The Euro 2024 football championships started on Friday (14 June) in Germany and will last until 14 July, when the two last-standing teams will play the final game in Berlin. During this month, thousands of football fans will travel across the country to attend the games in ten selected host cities.    

Over two million tickets have been sold to fans from 190 countries, according to the UEFA. 

France, the other big host of the summer, expects more than 15 million visitors during the Olympic and Paralympic Games that will run from 26 July to 8 September.    

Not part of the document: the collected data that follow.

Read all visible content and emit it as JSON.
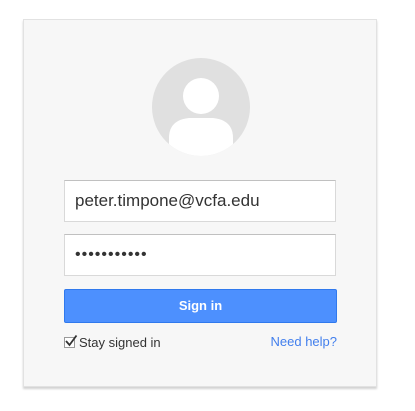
{
  "login": {
    "email_value": "peter.timpone@vcfa.edu",
    "password_masked": "•••••••••••",
    "signin_label": "Sign in",
    "stay_signed_in_label": "Stay signed in",
    "stay_signed_in_checked": true,
    "help_link": "Need help?"
  },
  "colors": {
    "accent": "#4d90fe",
    "link": "#427fed",
    "card_bg": "#f7f7f7",
    "avatar_bg": "#e0e0e0"
  },
  "icons": {
    "avatar": "user-silhouette-icon",
    "checkbox": "checkmark-icon"
  }
}
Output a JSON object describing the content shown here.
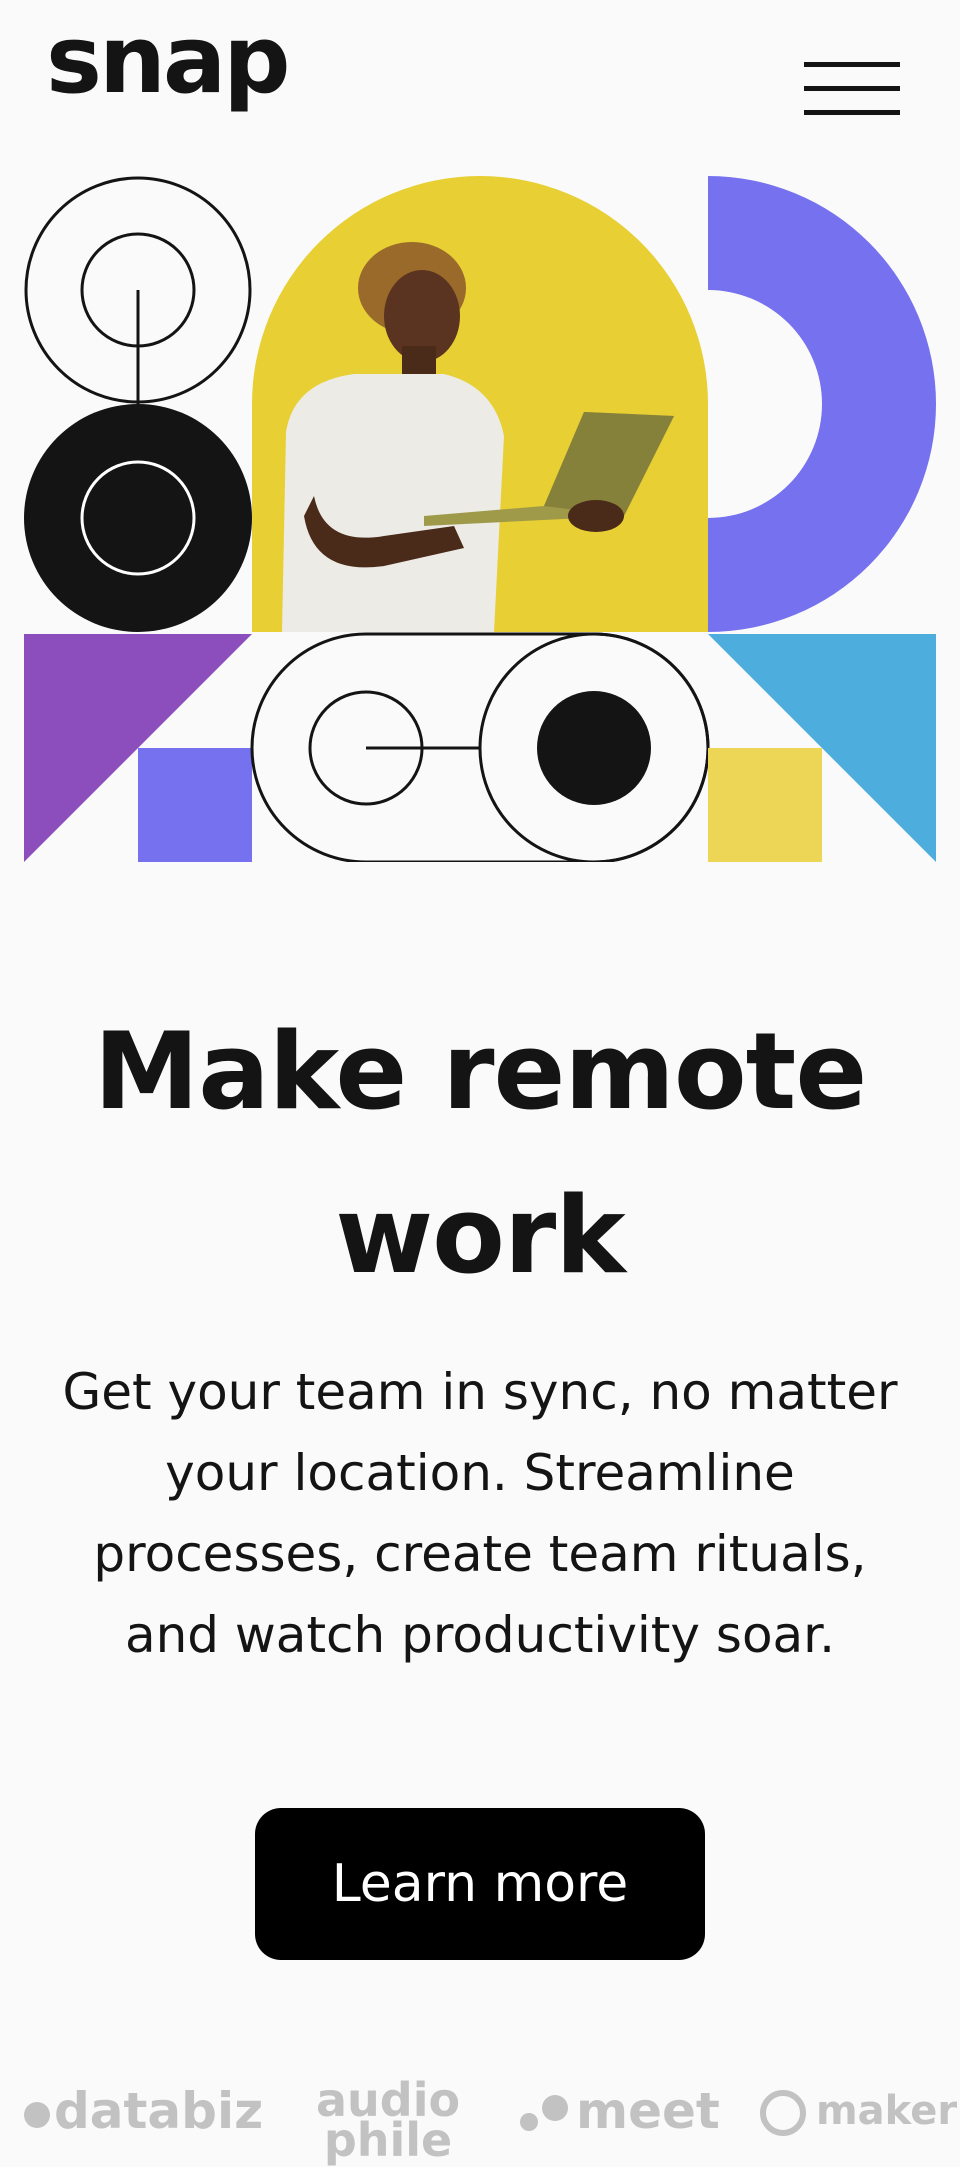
{
  "brand": {
    "logo_text": "snap"
  },
  "hero": {
    "colors": {
      "yellow": "#e7cf34",
      "purple": "#8c4ebc",
      "indigo": "#7571ef",
      "sky": "#4daedd",
      "sand": "#edd555",
      "ink": "#141414"
    }
  },
  "main": {
    "headline": "Make remote work",
    "lead": "Get your team in sync, no matter your location. Streamline processes, create team rituals, and watch productivity soar.",
    "cta_label": "Learn more"
  },
  "clients": {
    "items": [
      {
        "name": "databiz"
      },
      {
        "name": "audio",
        "name2": "phile"
      },
      {
        "name": "meet"
      },
      {
        "name": "maker"
      }
    ]
  },
  "icons": {
    "menu": "hamburger-menu-icon"
  }
}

Preparing for these mass gathering events, the European Centre for Disease Prevention and Control (ECDC) has issued recommendations for public health authorities to prepare for possible risks.    

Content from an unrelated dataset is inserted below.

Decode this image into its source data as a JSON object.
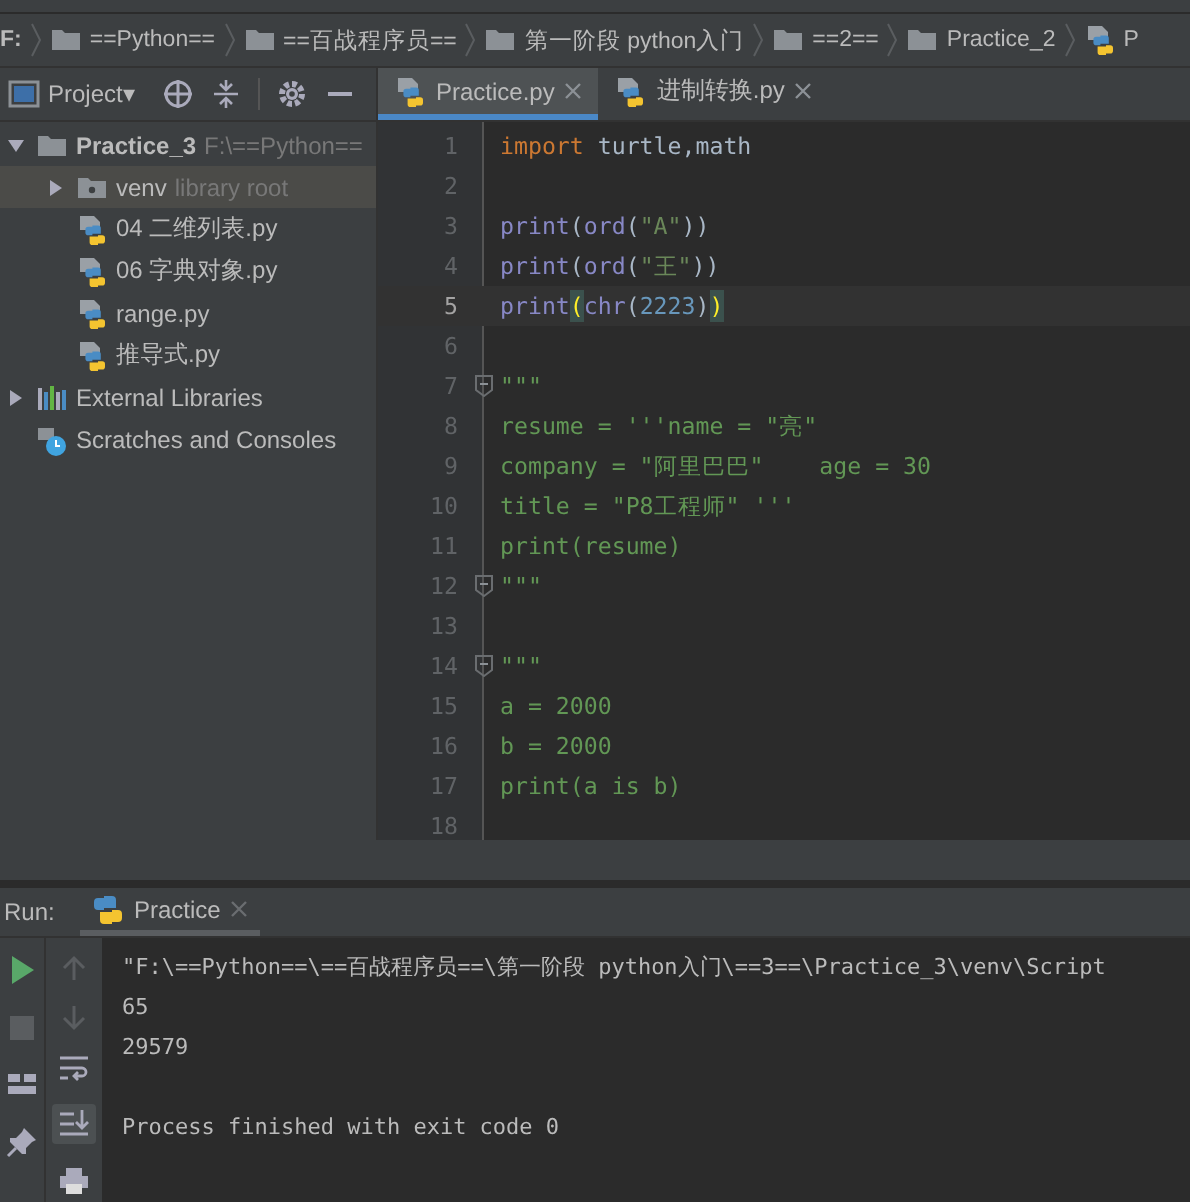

The ECDC defines events where “the number of people attending is sufficient to strain the planning and response resources of the community, city, or nation hosting the event” as mass gatherings, warning they present several public health challenges to the national authorities of the organising countries as participants attend from many countries and, often there are big crowds.    

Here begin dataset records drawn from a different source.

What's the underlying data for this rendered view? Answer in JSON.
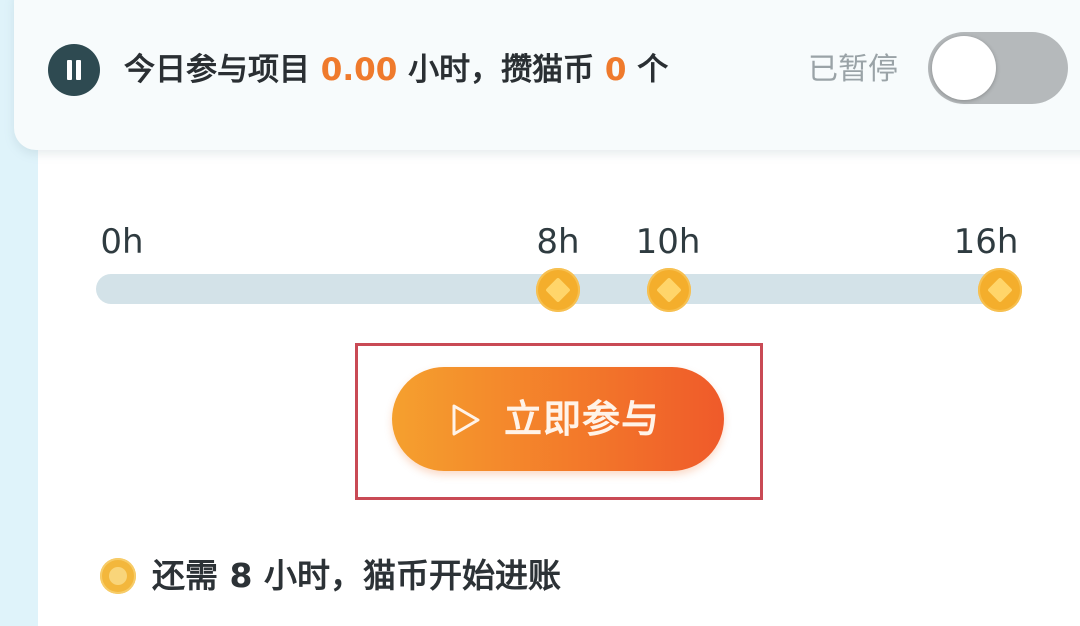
{
  "status": {
    "prefix": "今日参与项目 ",
    "hours_value": "0.00",
    "hours_unit": " 小时，攒猫币 ",
    "coins_value": "0",
    "coins_unit": " 个",
    "paused_label": "已暂停",
    "toggle_on": false
  },
  "timeline": {
    "ticks": [
      "0h",
      "8h",
      "10h",
      "16h"
    ],
    "milestones": [
      "8h",
      "10h",
      "16h"
    ]
  },
  "join": {
    "label": "立即参与"
  },
  "footer": {
    "remaining_text": "还需 8 小时，猫币开始进账"
  },
  "colors": {
    "accent_orange": "#ef7a2c",
    "button_gradient_start": "#f5a02e",
    "button_gradient_end": "#ef5a2a",
    "milestone_gold": "#f4ae2c",
    "highlight_red": "#c94a55",
    "pause_icon_dark": "#2e4a51"
  },
  "icons": {
    "pause": "pause-icon",
    "play": "play-icon",
    "milestone": "milestone-icon",
    "coin": "coin-icon"
  }
}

The recommendations flag multiple factors that can increase the risks of public health threats such as the transmission of imported infectious diseases, the increase of vulnerable individuals, the sale of food and beverage through street vendors, intensified risk behaviours like the consumption of alcohol and drugs and the pressure on the health systems.    

To avoid an excessive workload for national health authorities, preparedness for mass gatherings usually starts two or more years before the event.    

ECDC recommended that the main strategy for the public health sector should be to reinforce existing surveillance systems and avoid developing completely new systems for the events.    

According to the agency, the enhancement of surveillance capacities should include the digitalisation of periodic epidemiological and threat reports, the reinforcement of food and waterborne disease testing frameworks, and the improvement of vector surveillance and ventilation in crowded spaces.    

Recommendations include informing the general public attending events about relevant any vaccines needed, general hygiene rules including hand-washing and appropriate food handling, and protections against extreme weather conditions and insects.    

Other instructions relate to consumption of alcohol and drugs and advice on safe sex practices.    

Previous cases of outbreaks linked to mass gathering events include cases of Legionnaire’s - severe pneumonia - in Edinburgh before the London 2012 Olympic Games and a recent botulism outbreak in France during the Rugby World Cup in 2023.   

However, the ECDC noted that in most cases, it can be difficult to determine if an outbreak happening in temporal association with a mass event would have occurred if the gathering had not taken place.